Lionel Lee, Chairman, Platinum Circle

For the Australian business community, scrapping the much-anticipated business tax cuts comes as a setback for many corporations and as a missed opportunity for business competitiveness and investor confidence. We can see some steps made by this budget to strengthen Australia’s fiscal foundations through an attempt to return to surplus. However, the measures lack a clear roadmap that will build business confidence and create much-needed jobs across sectors.

It would be interesting to see how Julia Gillard’s “New Australian Economy” will shape up with this budget and amidst the inter-related bundle of domestic economic and social concerns.

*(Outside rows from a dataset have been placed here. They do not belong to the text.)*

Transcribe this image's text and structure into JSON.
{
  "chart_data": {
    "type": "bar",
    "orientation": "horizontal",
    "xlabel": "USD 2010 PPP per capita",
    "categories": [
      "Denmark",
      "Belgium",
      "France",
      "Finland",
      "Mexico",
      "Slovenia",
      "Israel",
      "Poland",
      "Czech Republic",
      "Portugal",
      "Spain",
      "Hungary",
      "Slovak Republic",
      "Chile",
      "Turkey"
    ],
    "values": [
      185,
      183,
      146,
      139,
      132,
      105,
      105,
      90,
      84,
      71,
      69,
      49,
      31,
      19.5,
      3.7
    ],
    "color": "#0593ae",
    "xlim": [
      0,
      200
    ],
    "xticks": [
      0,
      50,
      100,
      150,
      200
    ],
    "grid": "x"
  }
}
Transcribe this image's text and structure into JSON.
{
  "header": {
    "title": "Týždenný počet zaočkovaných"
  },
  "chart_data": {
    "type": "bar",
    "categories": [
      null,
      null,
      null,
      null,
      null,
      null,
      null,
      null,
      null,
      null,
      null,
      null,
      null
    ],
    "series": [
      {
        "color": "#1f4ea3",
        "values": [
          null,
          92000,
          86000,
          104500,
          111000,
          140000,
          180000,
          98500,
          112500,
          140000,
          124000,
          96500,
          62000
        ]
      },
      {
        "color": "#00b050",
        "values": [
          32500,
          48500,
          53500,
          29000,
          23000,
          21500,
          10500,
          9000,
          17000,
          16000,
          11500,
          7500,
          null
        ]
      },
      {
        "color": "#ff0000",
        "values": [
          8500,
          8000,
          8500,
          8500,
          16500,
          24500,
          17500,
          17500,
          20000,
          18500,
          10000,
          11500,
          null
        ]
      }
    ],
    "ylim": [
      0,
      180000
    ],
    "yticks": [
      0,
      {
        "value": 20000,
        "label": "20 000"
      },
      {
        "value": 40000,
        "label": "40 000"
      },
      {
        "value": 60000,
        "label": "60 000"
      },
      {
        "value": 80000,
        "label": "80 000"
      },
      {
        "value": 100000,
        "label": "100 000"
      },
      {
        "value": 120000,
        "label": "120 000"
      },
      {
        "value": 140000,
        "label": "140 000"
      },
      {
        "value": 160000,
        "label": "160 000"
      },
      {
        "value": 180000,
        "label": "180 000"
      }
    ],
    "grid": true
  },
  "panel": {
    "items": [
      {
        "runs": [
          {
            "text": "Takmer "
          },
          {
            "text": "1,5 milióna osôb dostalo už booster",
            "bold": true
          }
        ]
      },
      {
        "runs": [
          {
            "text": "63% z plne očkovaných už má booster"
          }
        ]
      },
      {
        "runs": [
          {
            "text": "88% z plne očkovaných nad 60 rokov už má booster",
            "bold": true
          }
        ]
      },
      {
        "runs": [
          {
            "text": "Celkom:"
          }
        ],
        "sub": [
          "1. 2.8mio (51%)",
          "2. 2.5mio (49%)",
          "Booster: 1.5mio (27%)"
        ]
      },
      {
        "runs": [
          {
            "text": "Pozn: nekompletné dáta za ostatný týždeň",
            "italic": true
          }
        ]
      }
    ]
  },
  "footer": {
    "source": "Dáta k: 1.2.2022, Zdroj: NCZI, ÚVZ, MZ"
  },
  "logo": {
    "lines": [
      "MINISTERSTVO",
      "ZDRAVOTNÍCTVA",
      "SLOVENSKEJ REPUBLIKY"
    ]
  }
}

Can the budget help weather some of the challenges Australia face as an economy in face of the increasing pressure to remain competitive in an emerging global economy led by Asia, Latin America and Africa?

While a return to surplus may be welcomed, the test will be to come up with a coherent medium-term strategy that delivers sources of future growth, economic value and job creation, and this remains a challenge.

International voices and insights on the future of the Australian economy and industry are now needed more than ever before. As we review the implementation of the Future Global 100 Initiative into Australia on a long-term basis, we will gather our leaders in other markets who are trading with or looking to invest in Australia to engage with leaders from Australian corporations, government organisations and foreign corporations who have a significant influence on the future of the Australian economy. This will help us to engage the real challenges and opportunities the New Australian Economy will present year-on-year.

The Platinum Circle is a global business group of corporations with annual revenues exceeding USD100 million, governments and inter-governmental organisations. The FG100 Initiative is a global program by Platinum Circle that, through the collective input of Platinum Circle members, helps shape the global economy, national markets, business and industries.